Experiment: To test this theory, Atlassian offered several bundling options to prospective customers. This experiment is a little more complex and likely involved coordinating details across departments. The point is that experimentation can benefit multiple functions in your business (marketing, sales, product marketing, etc.). In this case, Atlassian creatively bundled products and services.
The results: The company discovered if it bundled more than two products together, prospects became confused. Trying to learn three new applications at once made them less engaged and resulted in lower conversions to sales. Bundling two products together provided optimum opportunities to upsell and cross-sell its services and led to higher retention rates after customers completed their trials of its collaboration tools.
Lesson learned: “Not every experiment will support your hypothesis,” Deprez cautions. “Sometimes the data may surprise you. Follow where it leads, even if it conflicts with your ideas of how customers should react. They’re telling you by their behavior what they prefer. Listen to them.”
Experiment #3 Will personalized segmentation of target audience improve sales?
Dakota Supply Group's (DSG) e-commerce system was generating less than 0.2% of online sales. The company wanted to increase that to 10% over three years. To meet this aggressive goal, it needed to revamp its system to provide a better customer experience.
Hypothesis: The DSG team hypothesized that by providing a personalized experience to each market segment, running targeted promotions, offering customer-specific pricing and empowering more sophisticated searches of its extensive online catalog, it could increase e-commerce sales.
Alright, this experiment required extensive orchestration and collaboration across the organization, including people, processes and technology.
Results: DSG’s upgraded e-commerce platform delivered a 13x growth in online sales, quadrupled the number of orders it received and resulted in a 25% increase in the number of line items per order.
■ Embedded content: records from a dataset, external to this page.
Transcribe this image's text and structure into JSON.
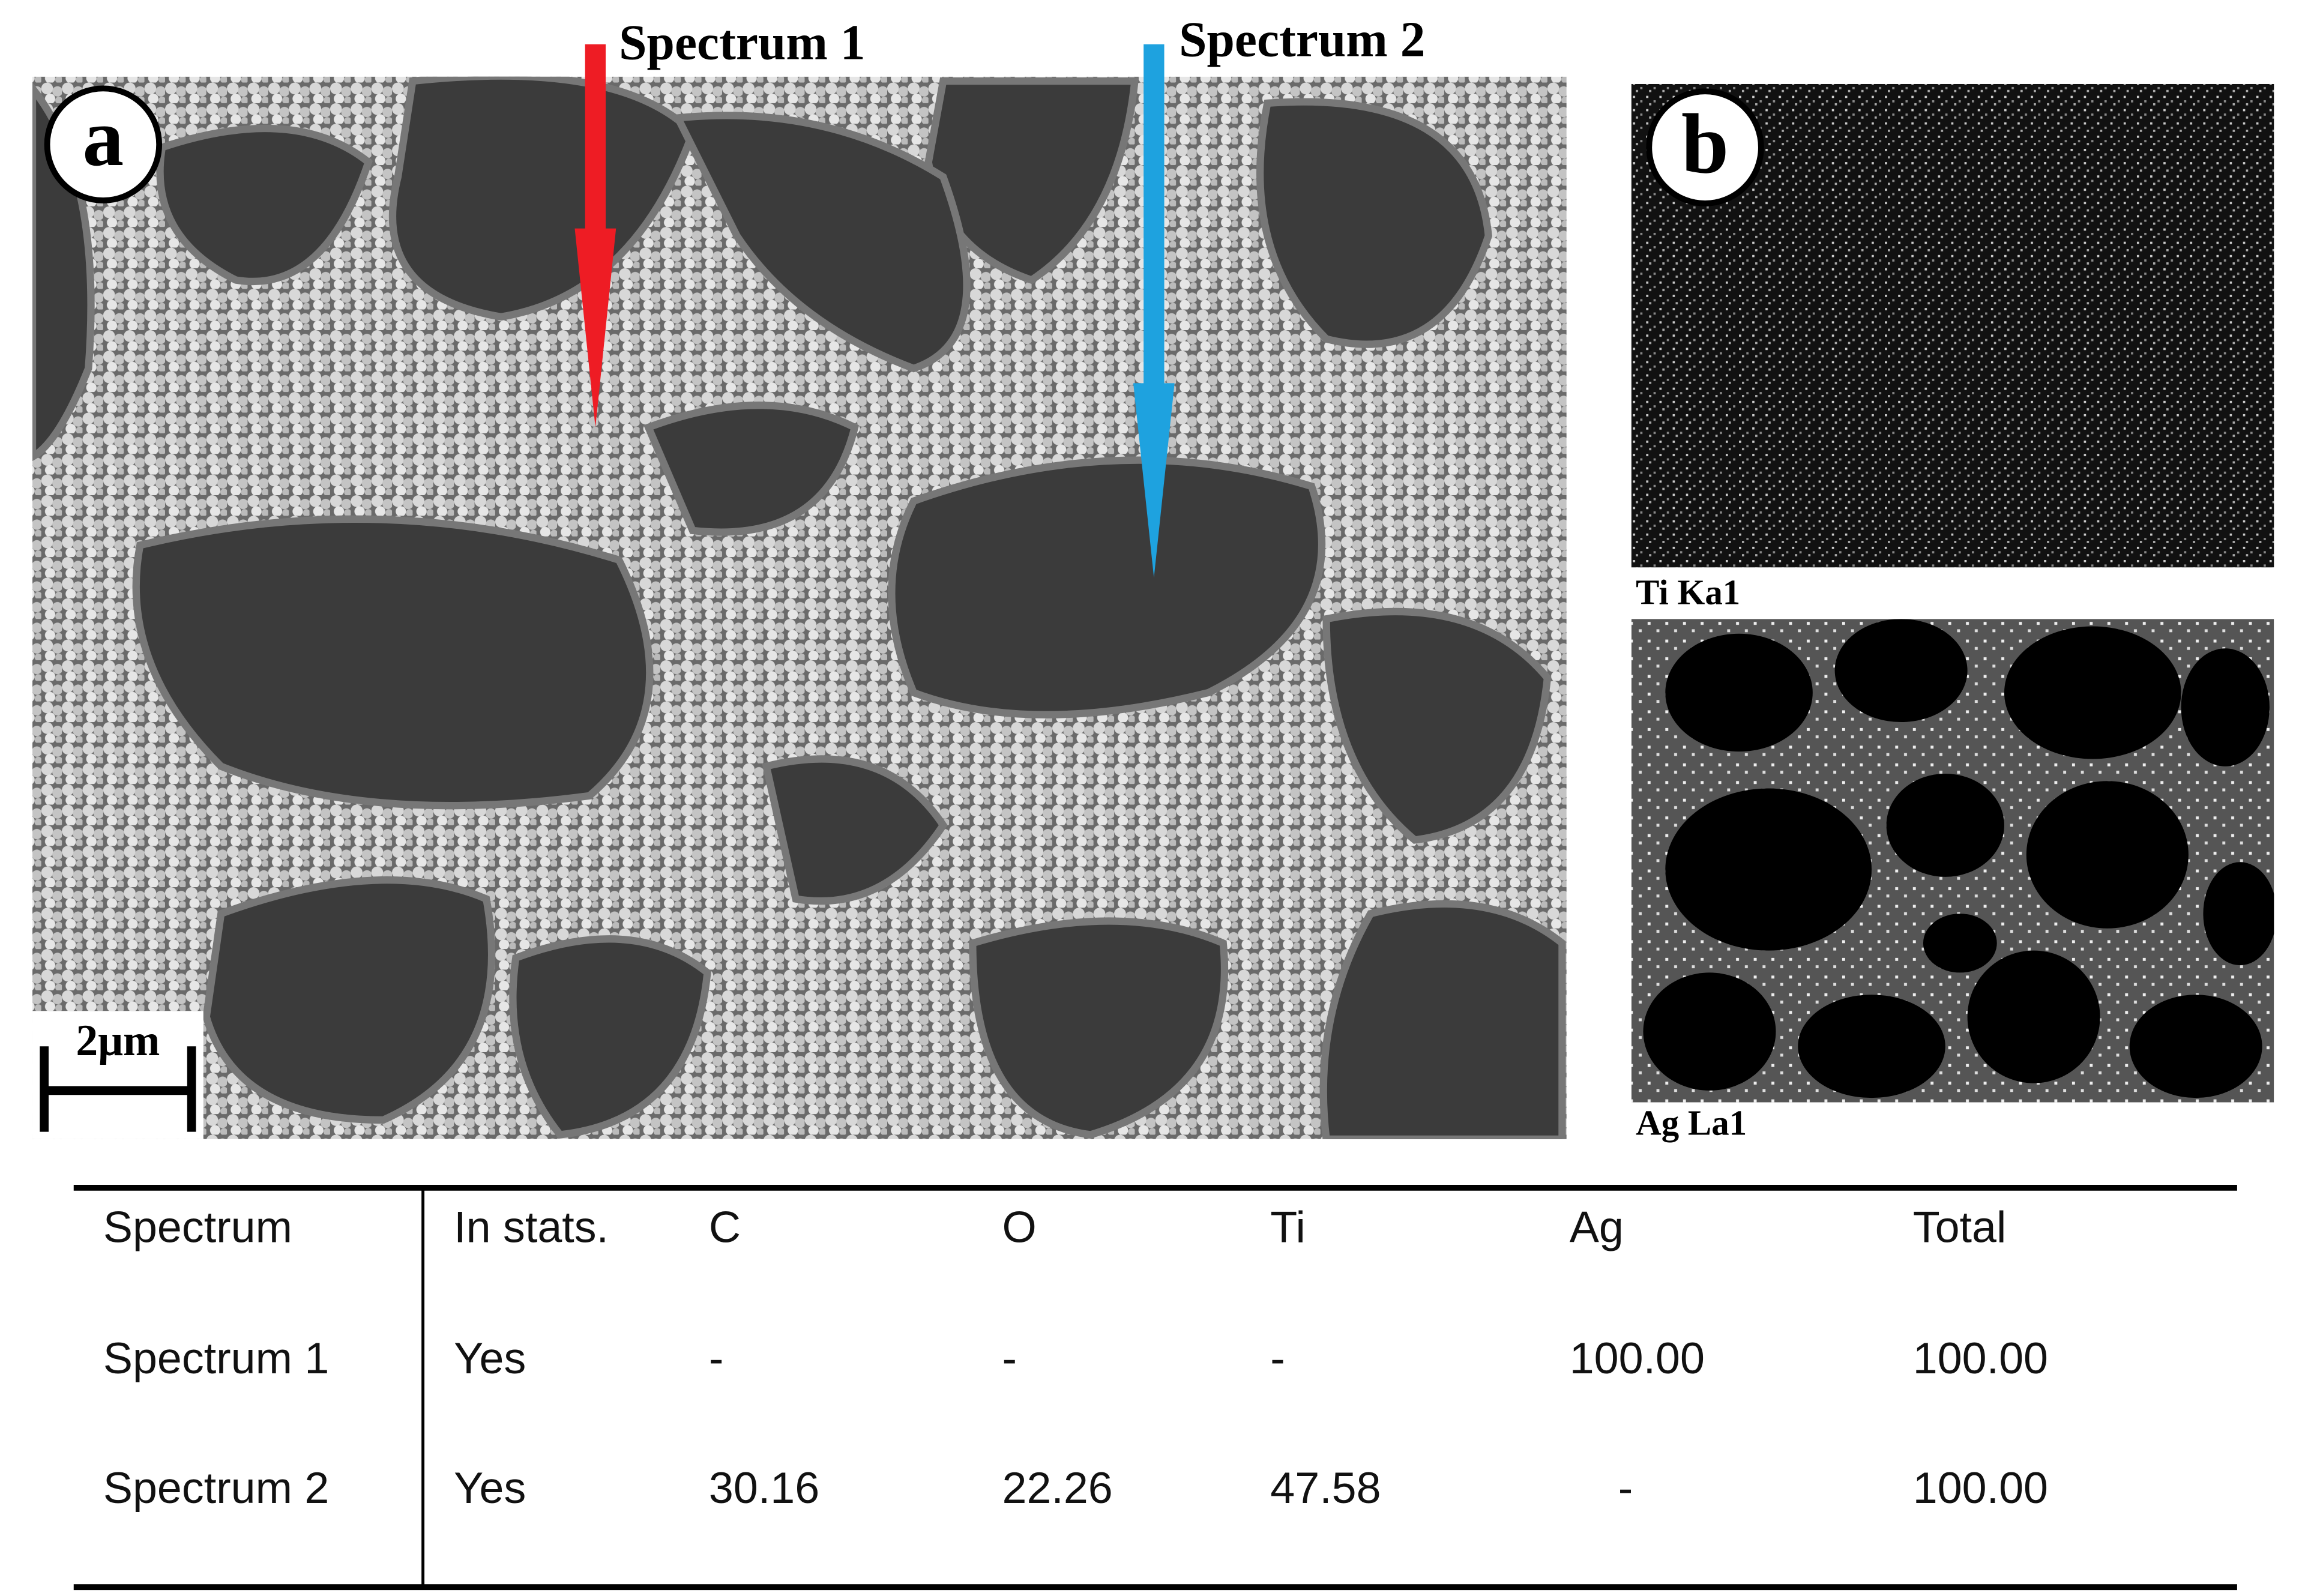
{
  "panels": {
    "a": {
      "label": "a",
      "arrows": [
        "Spectrum 1",
        "Spectrum 2"
      ],
      "scale_bar": "2μm"
    },
    "b": {
      "label": "b",
      "maps": [
        "Ti Ka1",
        "Ag La1"
      ]
    }
  },
  "table": {
    "header": [
      "Spectrum",
      "In stats.",
      "C",
      "O",
      "Ti",
      "Ag",
      "Total"
    ],
    "rows": [
      [
        "Spectrum 1",
        "Yes",
        "-",
        "-",
        "-",
        "100.00",
        "100.00"
      ],
      [
        "Spectrum 2",
        "Yes",
        "30.16",
        "22.26",
        "47.58",
        "-",
        "100.00"
      ]
    ]
  }
}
Lesson learned: Upgrading your technology stack can help you conduct more sophisticated experiments, learn more and iterate your results faster. DSG selected a technology platform that combined sophisticated e-commerce capabilities with highly personalized marketing and sales capabilities in a single solution.
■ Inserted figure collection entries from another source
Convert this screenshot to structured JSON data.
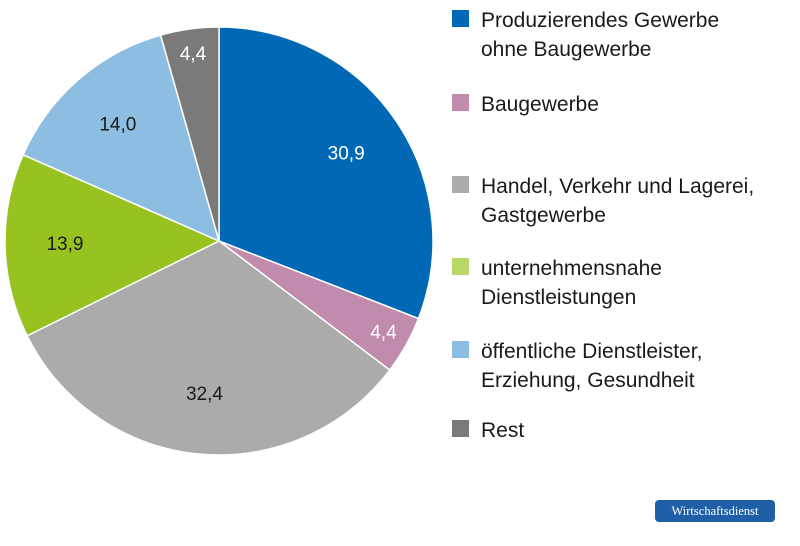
{
  "chart_data": {
    "type": "pie",
    "title": "",
    "slices": [
      {
        "name": "Produzierendes Gewerbe\nohne Baugewerbe",
        "value": 30.9,
        "label": "30,9",
        "color": "#0068b4",
        "label_color": "#ffffff"
      },
      {
        "name": "Baugewerbe",
        "value": 4.4,
        "label": "4,4",
        "color": "#c18bae",
        "label_color": "#ffffff"
      },
      {
        "name": "Handel, Verkehr und Lagerei,\nGastgewerbe",
        "value": 32.4,
        "label": "32,4",
        "color": "#ababab",
        "label_color": "#1a1a1a"
      },
      {
        "name": "unternehmensnahe\nDienstleistungen",
        "value": 13.9,
        "label": "13,9",
        "color": "#97c21f",
        "label_color": "#1a1a1a"
      },
      {
        "name": "öffentliche Dienstleister,\nErziehung, Gesundheit",
        "value": 14.0,
        "label": "14,0",
        "color": "#8dbde0",
        "label_color": "#1a1a1a"
      },
      {
        "name": "Rest",
        "value": 4.4,
        "label": "4,4",
        "color": "#7a7a7a",
        "label_color": "#ffffff"
      }
    ],
    "legend": {
      "placement": "right",
      "items": [
        {
          "label": "Produzierendes Gewerbe\nohne Baugewerbe",
          "color": "#0068b4"
        },
        {
          "label": "Baugewerbe",
          "color": "#c18bae"
        },
        {
          "label": "Handel, Verkehr und Lagerei,\nGastgewerbe",
          "color": "#ababab"
        },
        {
          "label": "unternehmensnahe\nDienstleistungen",
          "color": "#b9d86a"
        },
        {
          "label": "öffentliche Dienstleister,\nErziehung, Gesundheit",
          "color": "#8dbde0"
        },
        {
          "label": "Rest",
          "color": "#7a7a7a"
        }
      ]
    }
  },
  "source_badge": "Wirtschaftsdienst",
  "colors": {
    "badge": "#1f5fa8"
  }
}
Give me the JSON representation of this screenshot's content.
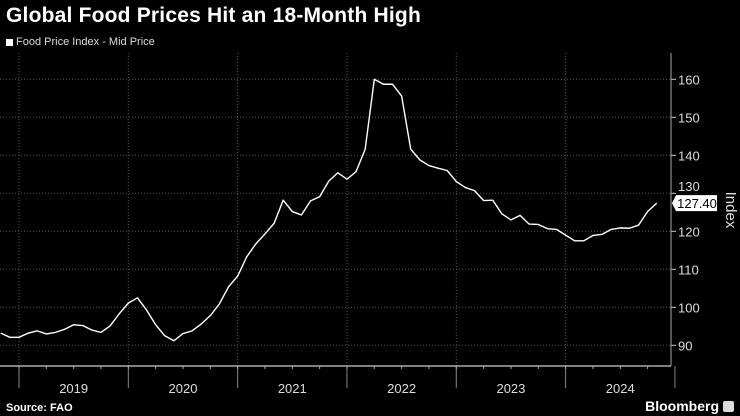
{
  "title": "Global Food Prices Hit an 18-Month High",
  "source": "Source: FAO",
  "brand": "Bloomberg",
  "chart_data": {
    "type": "line",
    "title": "Global Food Prices Hit an 18-Month High",
    "ylabel": "Index",
    "xlabel": "",
    "legend": "top-left",
    "grid": true,
    "ylim": [
      85,
      167
    ],
    "yticks": [
      90,
      100,
      110,
      120,
      130,
      140,
      150,
      160
    ],
    "xtick_labels": [
      "2019",
      "2020",
      "2021",
      "2022",
      "2023",
      "2024"
    ],
    "last_value_label": "127.40",
    "line_color": "#ffffff",
    "series": [
      {
        "name": "Food Price Index - Mid Price",
        "start": "2018-11",
        "frequency": "monthly",
        "values": [
          93.2,
          92.1,
          92.1,
          93.2,
          93.8,
          93.0,
          93.4,
          94.2,
          95.4,
          95.2,
          94.0,
          93.4,
          95.1,
          98.3,
          101.1,
          102.5,
          99.3,
          95.4,
          92.5,
          91.2,
          93.1,
          93.8,
          95.6,
          97.8,
          100.9,
          105.4,
          108.2,
          113.3,
          116.7,
          119.3,
          122.1,
          128.2,
          125.2,
          124.3,
          128.0,
          129.1,
          133.2,
          135.4,
          133.7,
          135.7,
          141.6,
          160.0,
          158.7,
          158.7,
          155.6,
          141.6,
          138.8,
          137.3,
          136.6,
          136.0,
          133.1,
          131.5,
          130.7,
          128.1,
          128.2,
          124.6,
          123.0,
          124.2,
          121.9,
          121.8,
          120.7,
          120.5,
          119.0,
          117.5,
          117.5,
          118.9,
          119.2,
          120.5,
          120.9,
          120.8,
          121.6,
          125.2,
          127.4
        ]
      }
    ]
  }
}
“Our clients are finding that investing in a marketing automation platform is a must-do. It supports a data-centric approach that is ideal for conducting experiments like these. It can become a powerful catalyst that drives greater engagement and more sales leads,” Deprez emphasizes.
The bottom line is that marketing can impact business outcomes. The best strategy to ensure that is by methodically structuring experiments that solve business problems.
In addition, conducting experiments gives you a distinct competitive advantage. Consistent experimentation gives you ongoing intelligence about your marketplace that your competitors may not have.